Man Charged in 1964 Killings of 2 Black Men in Mississippi to Appear in Court

Reputed white supremacist James Ford Seale returns to federal court Monday so a judge can decide whether he will remain in jail while awaiting trial on kidnapping charges tied to the killing of two black teenagers in 1964.

Seale, 71, was arrested Wednesday in the latest attempt by prosecutors to close the books on crimes from the civil rights era that went unpunished.

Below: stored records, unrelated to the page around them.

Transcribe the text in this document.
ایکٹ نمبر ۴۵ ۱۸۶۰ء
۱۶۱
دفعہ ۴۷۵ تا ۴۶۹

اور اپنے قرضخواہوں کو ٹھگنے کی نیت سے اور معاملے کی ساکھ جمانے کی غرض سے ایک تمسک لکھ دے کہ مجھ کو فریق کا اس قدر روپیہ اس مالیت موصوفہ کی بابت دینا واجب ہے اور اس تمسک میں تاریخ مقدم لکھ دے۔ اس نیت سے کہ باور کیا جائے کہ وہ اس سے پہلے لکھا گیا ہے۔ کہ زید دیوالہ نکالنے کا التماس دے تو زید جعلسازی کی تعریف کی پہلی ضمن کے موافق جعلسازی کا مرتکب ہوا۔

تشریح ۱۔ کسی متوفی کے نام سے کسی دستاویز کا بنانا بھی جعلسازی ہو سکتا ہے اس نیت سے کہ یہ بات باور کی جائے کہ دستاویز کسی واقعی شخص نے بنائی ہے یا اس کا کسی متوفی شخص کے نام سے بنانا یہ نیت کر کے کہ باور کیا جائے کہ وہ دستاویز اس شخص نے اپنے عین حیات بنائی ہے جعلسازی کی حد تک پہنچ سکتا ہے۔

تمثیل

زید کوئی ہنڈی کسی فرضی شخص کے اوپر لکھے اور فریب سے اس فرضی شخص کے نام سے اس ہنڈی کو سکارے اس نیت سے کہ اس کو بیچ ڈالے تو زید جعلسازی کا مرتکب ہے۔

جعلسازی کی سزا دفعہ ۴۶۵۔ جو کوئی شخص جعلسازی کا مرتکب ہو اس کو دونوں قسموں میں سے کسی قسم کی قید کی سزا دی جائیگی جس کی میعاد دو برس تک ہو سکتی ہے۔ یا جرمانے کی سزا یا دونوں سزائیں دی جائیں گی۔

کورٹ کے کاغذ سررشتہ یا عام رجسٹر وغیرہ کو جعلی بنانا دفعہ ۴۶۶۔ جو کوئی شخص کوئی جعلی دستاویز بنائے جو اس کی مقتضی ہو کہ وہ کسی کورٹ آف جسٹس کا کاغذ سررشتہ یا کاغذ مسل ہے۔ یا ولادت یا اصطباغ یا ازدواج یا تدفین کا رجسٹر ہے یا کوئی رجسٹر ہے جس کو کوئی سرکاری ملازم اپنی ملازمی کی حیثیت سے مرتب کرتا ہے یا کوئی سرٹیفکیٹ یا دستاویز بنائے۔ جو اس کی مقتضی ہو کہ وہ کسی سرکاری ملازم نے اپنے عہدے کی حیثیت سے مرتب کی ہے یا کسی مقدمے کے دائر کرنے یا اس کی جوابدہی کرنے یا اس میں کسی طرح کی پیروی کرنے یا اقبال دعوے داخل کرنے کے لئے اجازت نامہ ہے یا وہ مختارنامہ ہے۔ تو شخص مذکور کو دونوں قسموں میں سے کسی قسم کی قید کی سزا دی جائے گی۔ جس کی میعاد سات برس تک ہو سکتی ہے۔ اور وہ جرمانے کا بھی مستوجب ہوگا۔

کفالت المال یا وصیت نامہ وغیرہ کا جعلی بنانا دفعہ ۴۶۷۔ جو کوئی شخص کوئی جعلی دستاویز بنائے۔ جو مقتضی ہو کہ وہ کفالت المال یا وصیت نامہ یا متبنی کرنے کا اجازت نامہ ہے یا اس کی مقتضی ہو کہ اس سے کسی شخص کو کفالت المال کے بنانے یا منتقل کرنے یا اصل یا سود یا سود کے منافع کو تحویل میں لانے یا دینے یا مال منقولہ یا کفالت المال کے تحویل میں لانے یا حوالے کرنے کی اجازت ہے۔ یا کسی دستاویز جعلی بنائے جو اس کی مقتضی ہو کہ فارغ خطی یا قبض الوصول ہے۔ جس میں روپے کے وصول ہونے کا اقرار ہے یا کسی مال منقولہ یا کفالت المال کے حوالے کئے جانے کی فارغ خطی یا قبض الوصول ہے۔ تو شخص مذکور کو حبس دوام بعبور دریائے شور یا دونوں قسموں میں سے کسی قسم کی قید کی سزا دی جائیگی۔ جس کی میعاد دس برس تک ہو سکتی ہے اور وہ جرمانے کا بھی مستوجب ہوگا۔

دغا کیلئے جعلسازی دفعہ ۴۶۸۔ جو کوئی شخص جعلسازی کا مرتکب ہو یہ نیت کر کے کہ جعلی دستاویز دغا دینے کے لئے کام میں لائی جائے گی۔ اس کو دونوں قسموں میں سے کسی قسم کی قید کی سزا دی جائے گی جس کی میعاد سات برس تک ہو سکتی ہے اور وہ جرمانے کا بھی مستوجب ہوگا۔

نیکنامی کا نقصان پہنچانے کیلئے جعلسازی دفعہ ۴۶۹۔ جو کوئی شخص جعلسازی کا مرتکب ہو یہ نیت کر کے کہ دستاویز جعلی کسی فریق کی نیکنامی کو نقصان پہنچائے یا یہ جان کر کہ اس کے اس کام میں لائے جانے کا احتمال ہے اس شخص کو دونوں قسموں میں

Prosecutors said Charles Eddie Moore and Henry Hezekiah Dee, both 19, were seized and beaten by white supremacist Ku Klux Klansman on May 2, 1964, then thrown into the Mississippi River to drown. Their bodies were found about two months later.

Seale pleaded not guilty Thursday to three charges of kidnapping and conspiracy. He told the U.S. magistrate he suffers from cancer and other ailments.

His court-appointed public defenders filed a motion on Friday asking to have the charges dismissed. Seale's trial is set to start April 2, though that could be moved to a later date.

A second white man long suspected in the attack on Dee and Moore, reputed KKK member Charles Marcus Edwards, 72, has not been charged. People close to the investigation who spoke on condition of anonymity said Edwards was cooperating with authorities.